Mechanik schlägt Elektronik – die Renaissance des Handwerklichen

Wenn man so will, zeigt sich der Trend zum Aufwändigen auch in dem, was für das Auge normalerweise unsichtbar bleibt: im Innenleben des Gehäuses. Die Mechanik ist hier nicht nur auf dem Vormarsch, die Hersteller bieten auch immer ausgefeiltere Technik mit vielen Extras an – und das vermehrt zu erschwinglichen Preisen, nicht selten auch unter der 1000-Euro-Grenze. Ob mit automatischem oder klassischem Handaufzug – der neue Siegeszug der „alten“ Mechanik hat seine Ursache letztlich in einer zunehmend zu beobachtenden Hinwendung des Verbrauchers zu „handfester“ Technik. Diese Freude am Mechanisch-Nachvollziehbaren dürfte maßgeblich in der wachsenden Undurchschaubarkeit digitaler Abläufe begründet sein, die unser tägliches Leben immer stärker dominieren. Das buchstäbliche „Begreifen“ der Funktionsweise eines Alltagsgegenstandes wie einer Uhr gibt dem verunsicherten Zeitgenossen wieder das Gefühl von Sicherheit und Beherrschbarkeit zurück, das heute allzu oft im Dschungel kryptischer Elektronik verloren geht.


Eine allein reicht nicht mehr!

Ebenfalls ungebrochen ist der Trend zur Zweit- oder Drittuhr. Für jeden Anlass – ob Berufsalltag, nobles Geschäftsessen oder gehobene Freizeitgestaltung – wählen sowohl Damen als auch Herren immer häufiger aus einem persönlichen Fundus den jeweils passenden Zeitmesser aus. Das Spektrum reicht entsprechend von gediegen bis schrill. Die für jede Gelegenheit als angemessen erachtete „Universal-Uhr“ befindet sich dagegen eindeutig auf dem Rückzug.


Mehr als bloße Äußerlichkeiten – Gehäuse und Bänder

Bei den Gehäusen herrschen auch in der kommenden Saison runde Formen vor, die oftmals mit eckigen Komponenten kombiniert werden. Neben zeitlos rechteckigen Formen finden sich bisweilen in den Kollektionen selbst asymmetrische Gehäuse.
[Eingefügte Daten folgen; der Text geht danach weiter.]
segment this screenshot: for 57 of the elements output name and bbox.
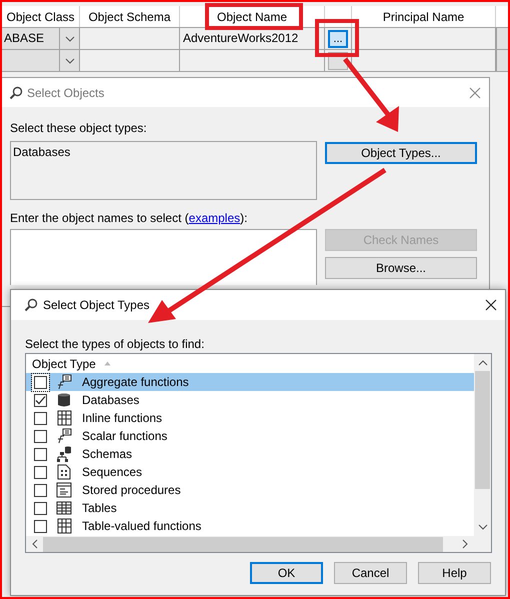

Wer will, mag dies als subtilen Spiegel der zahlreichen asymmetrischen Entwicklungstendenzen in Politik, Wirtschaft und Gesellschaft deuten.

Was die Bänder betrifft, wird auch 2009 großer Wert auf erstklassiges Material und ebensolche Verarbeitung gelegt. Gefragt ist insbesondere Reptilienleder; farblich sind allgemein Bicolor-Kombinationen sowie Gold und Roségold angesagt.